You may decide to sell your property and gift the sale proceeds to your children. If you were to die within seven years, this gift would still be subject to inheritance tax. You’ll need to find somewhere else to live and have enough income to pay rent and bills.
Safeguarding assets from care home fees
It is possible to protect your assets from being used to pay for your spouse or partner’s care home fees.
You can use your Will to plan for the future.
If you leave everything you own to your spouse or partner, those assets belong to them and will be part of their estate. This means they will be included in your partner’s means-testing assessment. If care costs are on your mind, simple mirror Wills are not the answer.
Life interest Will trusts
By leaving your partner a life interest in your assets, you can ensure they are provided for during their lifetime. The Local Authority cannot include your asset held in a trust in your partner’s financial assessment - but your partner will have the benefit of those assets for as long as they need.

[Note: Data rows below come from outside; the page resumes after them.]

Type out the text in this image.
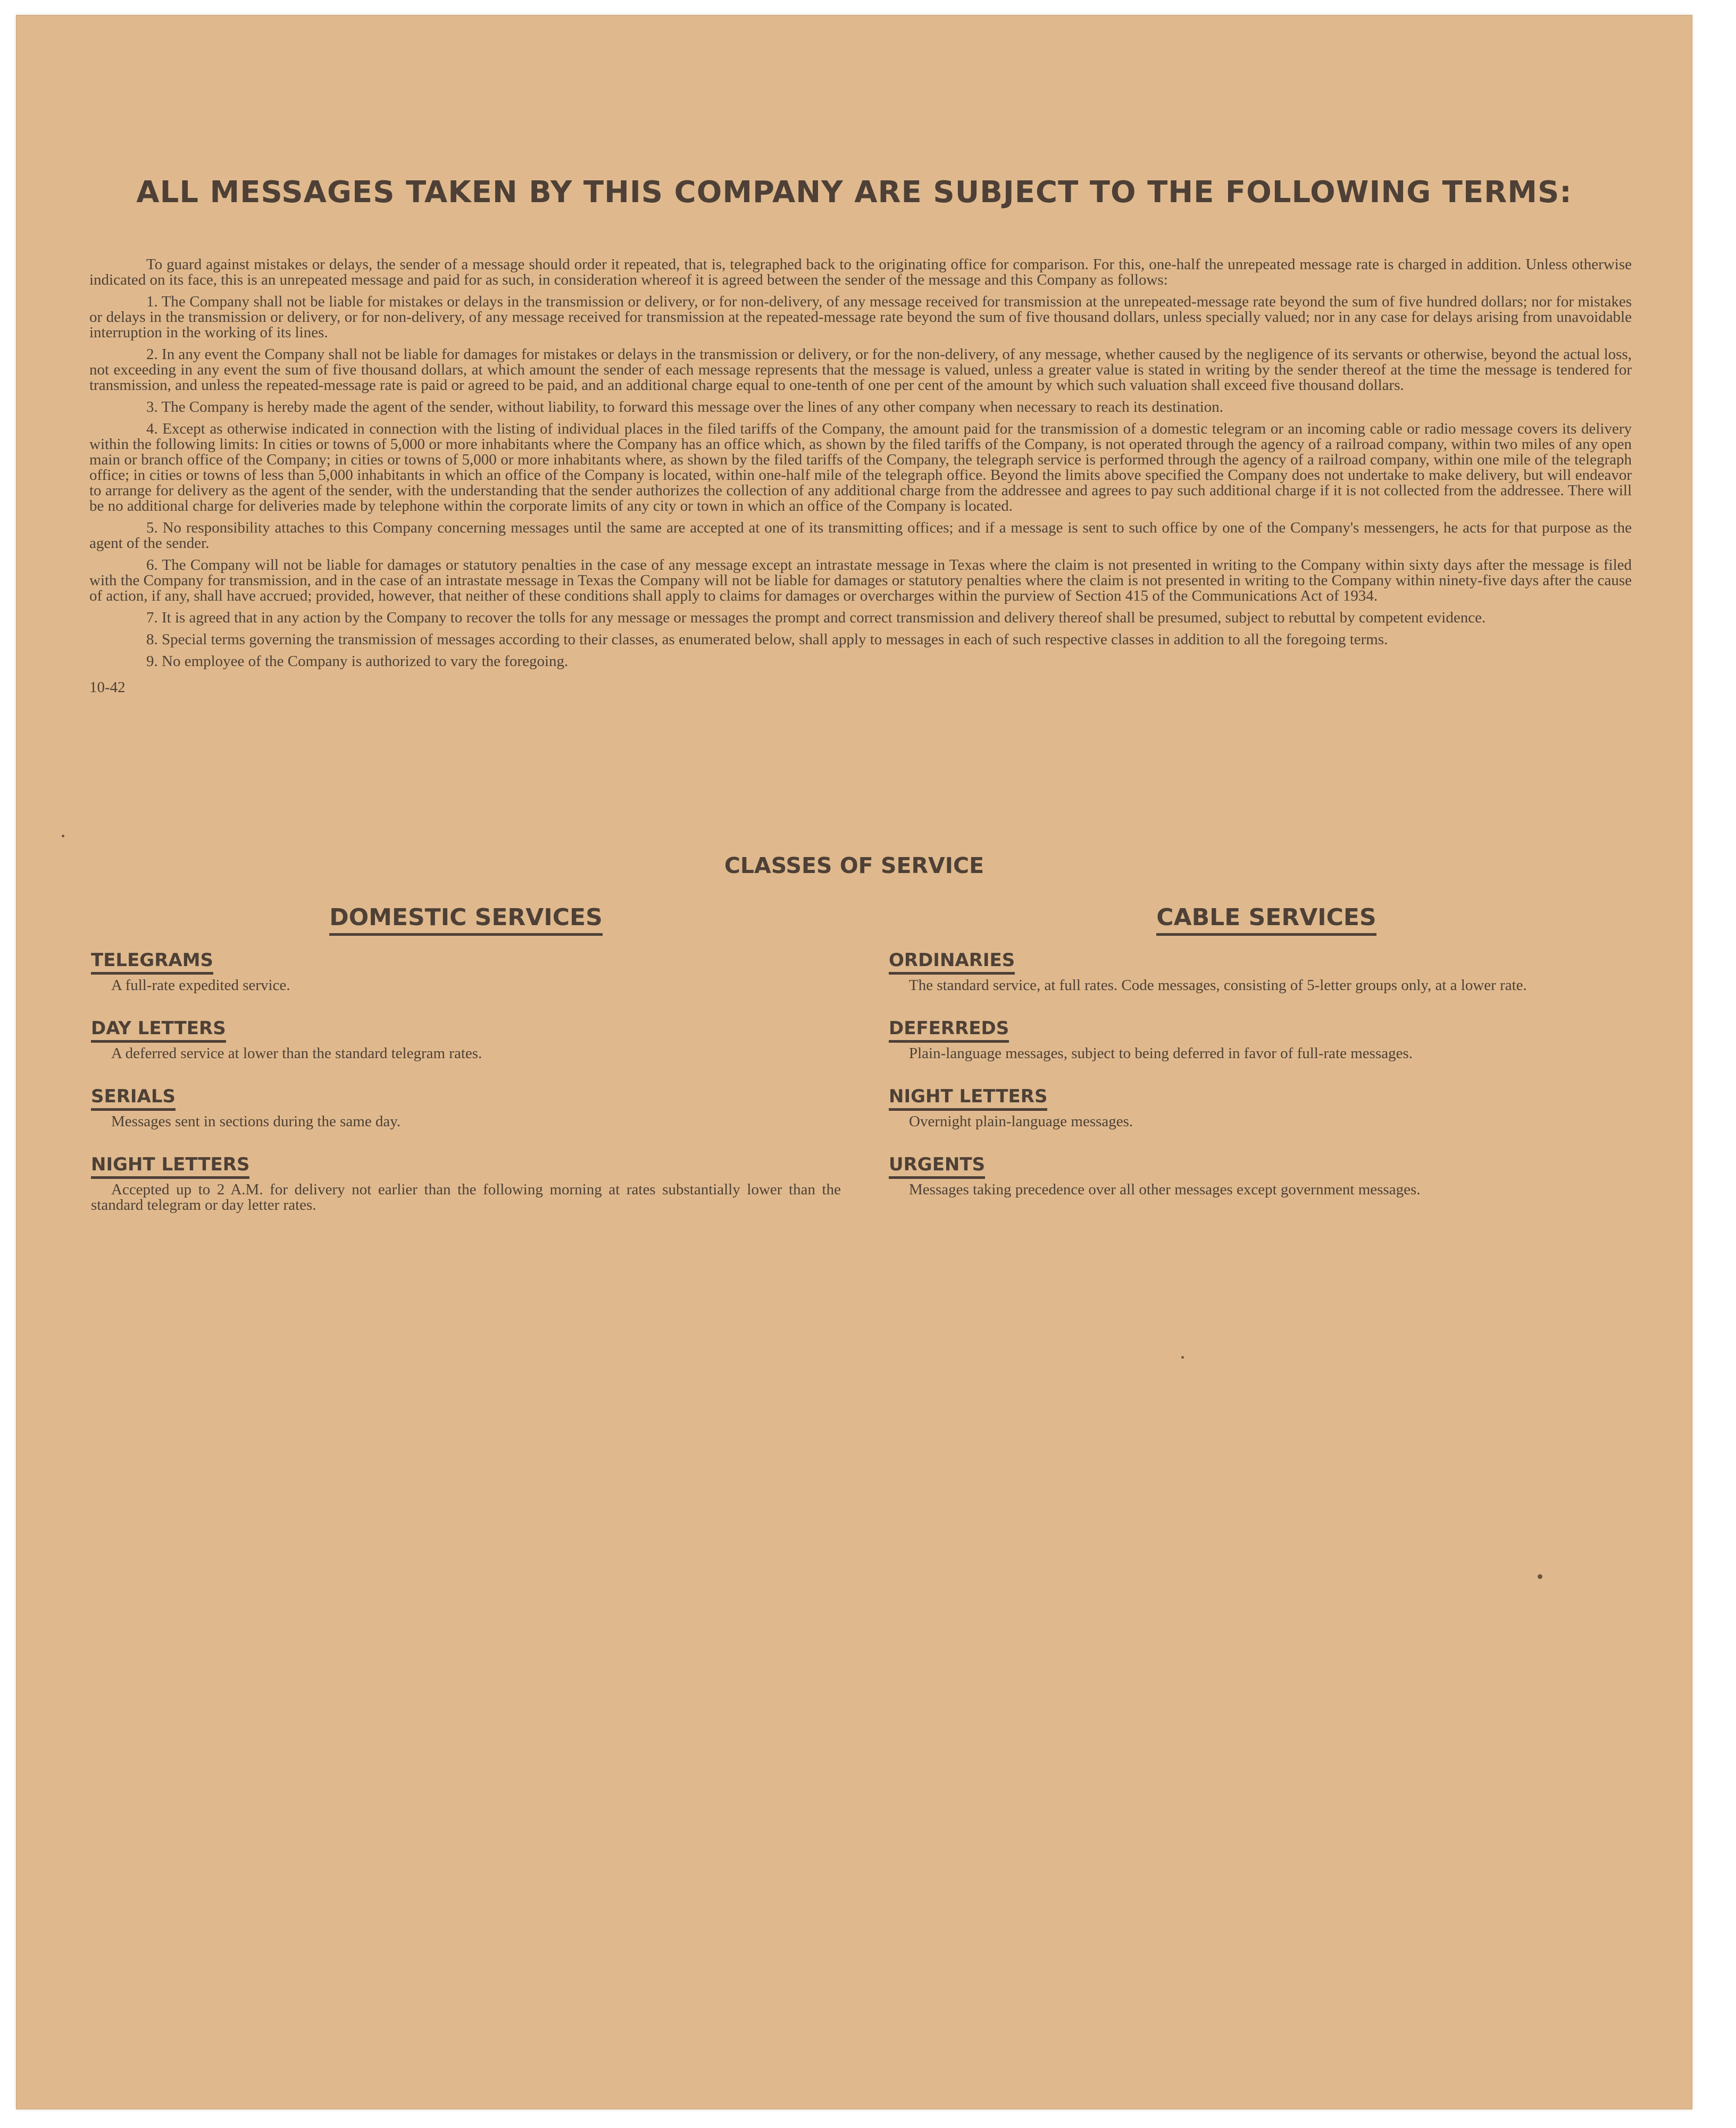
ALL MESSAGES TAKEN BY THIS COMPANY ARE SUBJECT TO THE FOLLOWING TERMS:

To guard against mistakes or delays, the sender of a message should order it repeated, that is, telegraphed back to the originating office for comparison. For this, one-half the unrepeated message rate is charged in addition. Unless otherwise indicated on its face, this is an unrepeated message and paid for as such, in consideration whereof it is agreed between the sender of the message and this Company as follows:

1. The Company shall not be liable for mistakes or delays in the transmission or delivery, or for non-delivery, of any message received for transmission at the unrepeated-message rate beyond the sum of five hundred dollars; nor for mistakes or delays in the transmission or delivery, or for non-delivery, of any message received for transmission at the repeated-message rate beyond the sum of five thousand dollars, unless specially valued; nor in any case for delays arising from unavoidable interruption in the working of its lines.

2. In any event the Company shall not be liable for damages for mistakes or delays in the transmission or delivery, or for the non-delivery, of any message, whether caused by the negligence of its servants or otherwise, beyond the actual loss, not exceeding in any event the sum of five thousand dollars, at which amount the sender of each message represents that the message is valued, unless a greater value is stated in writing by the sender thereof at the time the message is tendered for transmission, and unless the repeated-message rate is paid or agreed to be paid, and an additional charge equal to one-tenth of one per cent of the amount by which such valuation shall exceed five thousand dollars.

3. The Company is hereby made the agent of the sender, without liability, to forward this message over the lines of any other company when necessary to reach its destination.

4. Except as otherwise indicated in connection with the listing of individual places in the filed tariffs of the Company, the amount paid for the transmission of a domestic telegram or an incoming cable or radio message covers its delivery within the following limits: In cities or towns of 5,000 or more inhabitants where the Company has an office which, as shown by the filed tariffs of the Company, is not operated through the agency of a railroad company, within two miles of any open main or branch office of the Company; in cities or towns of 5,000 or more inhabitants where, as shown by the filed tariffs of the Company, the telegraph service is performed through the agency of a railroad company, within one mile of the telegraph office; in cities or towns of less than 5,000 inhabitants in which an office of the Company is located, within one-half mile of the telegraph office. Beyond the limits above specified the Company does not undertake to make delivery, but will endeavor to arrange for delivery as the agent of the sender, with the understanding that the sender authorizes the collection of any additional charge from the addressee and agrees to pay such additional charge if it is not collected from the addressee. There will be no additional charge for deliveries made by telephone within the corporate limits of any city or town in which an office of the Company is located.

5. No responsibility attaches to this Company concerning messages until the same are accepted at one of its transmitting offices; and if a message is sent to such office by one of the Company's messengers, he acts for that purpose as the agent of the sender.

6. The Company will not be liable for damages or statutory penalties in the case of any message except an intrastate message in Texas where the claim is not presented in writing to the Company within sixty days after the message is filed with the Company for transmission, and in the case of an intrastate message in Texas the Company will not be liable for damages or statutory penalties where the claim is not presented in writing to the Company within ninety-five days after the cause of action, if any, shall have accrued; provided, however, that neither of these conditions shall apply to claims for damages or overcharges within the purview of Section 415 of the Communications Act of 1934.

7. It is agreed that in any action by the Company to recover the tolls for any message or messages the prompt and correct transmission and delivery thereof shall be presumed, subject to rebuttal by competent evidence.

8. Special terms governing the transmission of messages according to their classes, as enumerated below, shall apply to messages in each of such respective classes in addition to all the foregoing terms.

9. No employee of the Company is authorized to vary the foregoing.

10-42

CLASSES OF SERVICE
DOMESTIC SERVICES
TELEGRAMS

A full-rate expedited service.

DAY LETTERS

A deferred service at lower than the standard telegram rates.

SERIALS

Messages sent in sections during the same day.

NIGHT LETTERS

Accepted up to 2 A.M. for delivery not earlier than the following morning at rates substantially lower than the standard telegram or day letter rates.

CABLE SERVICES
ORDINARIES

The standard service, at full rates. Code messages, consisting of 5-letter groups only, at a lower rate.

DEFERREDS

Plain-language messages, subject to being deferred in favor of full-rate messages.

NIGHT LETTERS

Overnight plain-language messages.

URGENTS

Messages taking precedence over all other messages except government messages.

By setting up a life interest trust in your Will, once your partner leaves your shared home and it is sold, the portion of the property that was yours will pass under the terms of your Will.

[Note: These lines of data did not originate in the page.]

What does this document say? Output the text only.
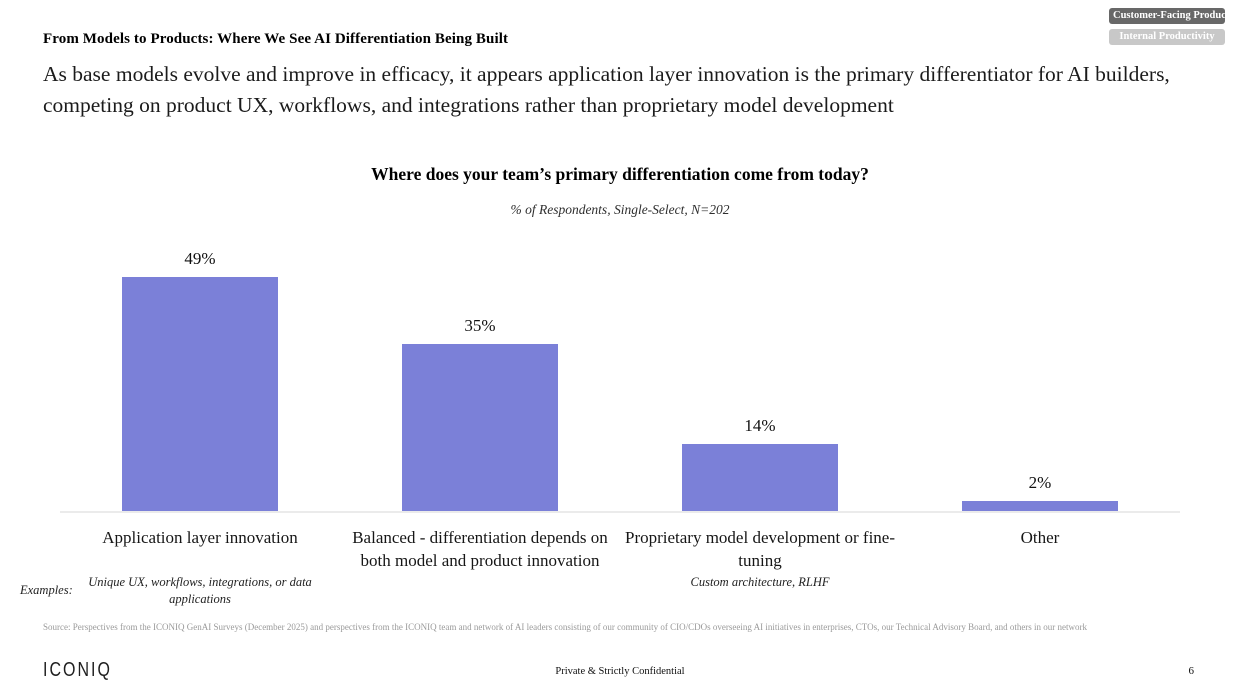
Customer-Facing Products
Internal Productivity
From Models to Products: Where We See AI Differentiation Being Built
As base models evolve and improve in efficacy, it appears application layer innovation is the primary differentiator for AI builders, competing on product UX, workflows, and integrations rather than proprietary model development
Where does your team’s primary differentiation come from today?
% of Respondents, Single-Select, N=202
49%
35%
14%
2%
Application layer innovation	Balanced - differentiation depends on both model and product innovation
Proprietary model development or fine-tuning
Other
Examples:
Unique UX, workflows, integrations, or data applications
Custom architecture, RLHF
Source: Perspectives from the ICONIQ GenAI Surveys (December 2025) and perspectives from the ICONIQ team and network of AI leaders consisting of our community of CIO/CDOs overseeing AI initiatives in enterprises, CTOs, our Technical Advisory Board, and others in our network
ICONIQ	Private & Strictly Confidential	6
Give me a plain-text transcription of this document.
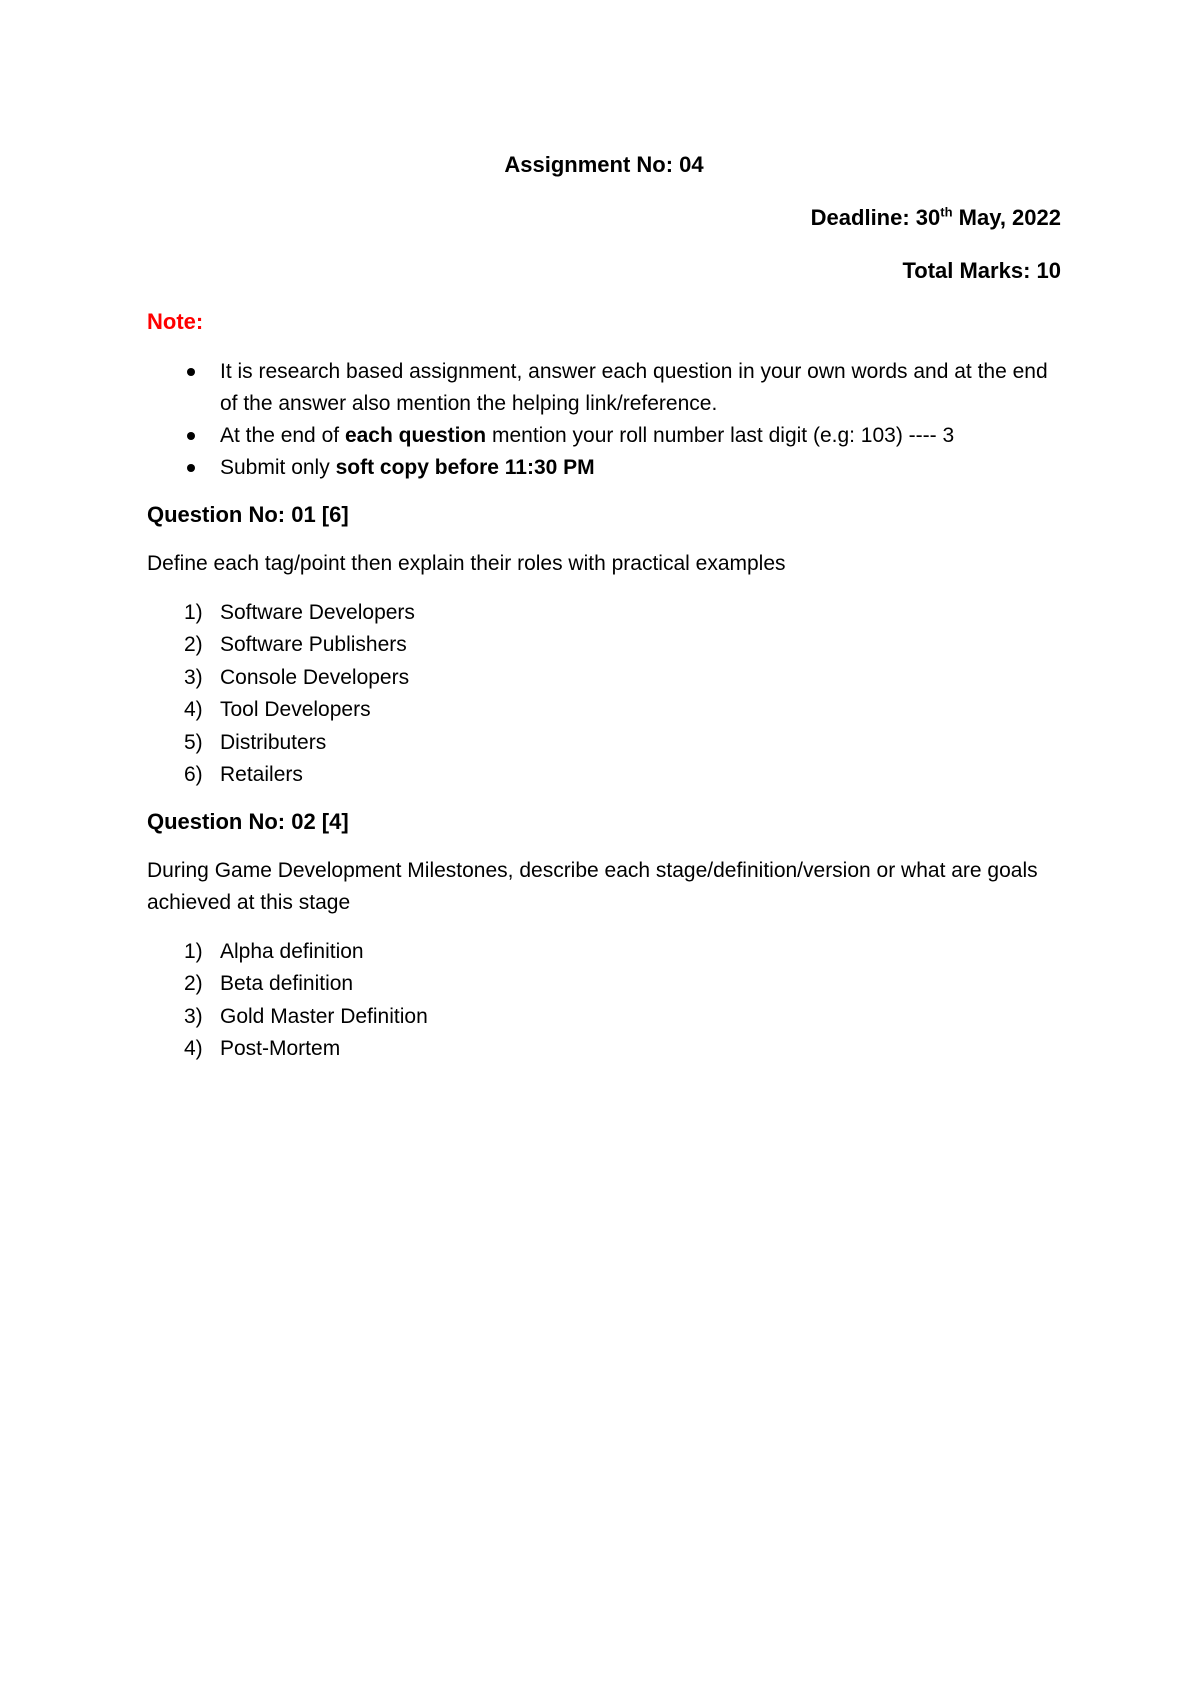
Assignment No: 04
Deadline: 30th May, 2022
Total Marks: 10
Note:
It is research based assignment, answer each question in your own words and at the end of the answer also mention the helping link/reference.
At the end of each question mention your roll number last digit (e.g: 103) ---- 3
Submit only soft copy before 11:30 PM
Question No: 01 [6]
Define each tag/point then explain their roles with practical examples
1) Software Developers
2) Software Publishers
3) Console Developers
4) Tool Developers
5) Distributers
6) Retailers
Question No: 02 [4]
During Game Development Milestones, describe each stage/definition/version or what are goals achieved at this stage
1) Alpha definition
2) Beta definition
3) Gold Master Definition
4) Post-Mortem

Creating a trust in your Will is not deliberate deprivation because the gift does occur until you die. You cannot deprive yourself of an asset if you are no longer living. You do not have to use your assets to pay for your partner’s care, but a Will trust can be flexible if you want to allow your trustees to do so. They might consider this if any state-funded options are unsuitable.
If you and your partner both need care, the property will be included in any Local Authority means testing assessment. Being a tenant in common does not provide any protection - it is simply a different way to own property jointly and means you can gift your share in your Will.
Key takeaways
There can be unintended financial consequences if you gift your home to your children and continue to live there.
A Will trust can protect your share of the family home from being used to pay for your spouse or partner’s care home fees (if you were to die first).
Your options depend on your personal situation and family arrangements.
Seek advice if you are considering gifting property to your children.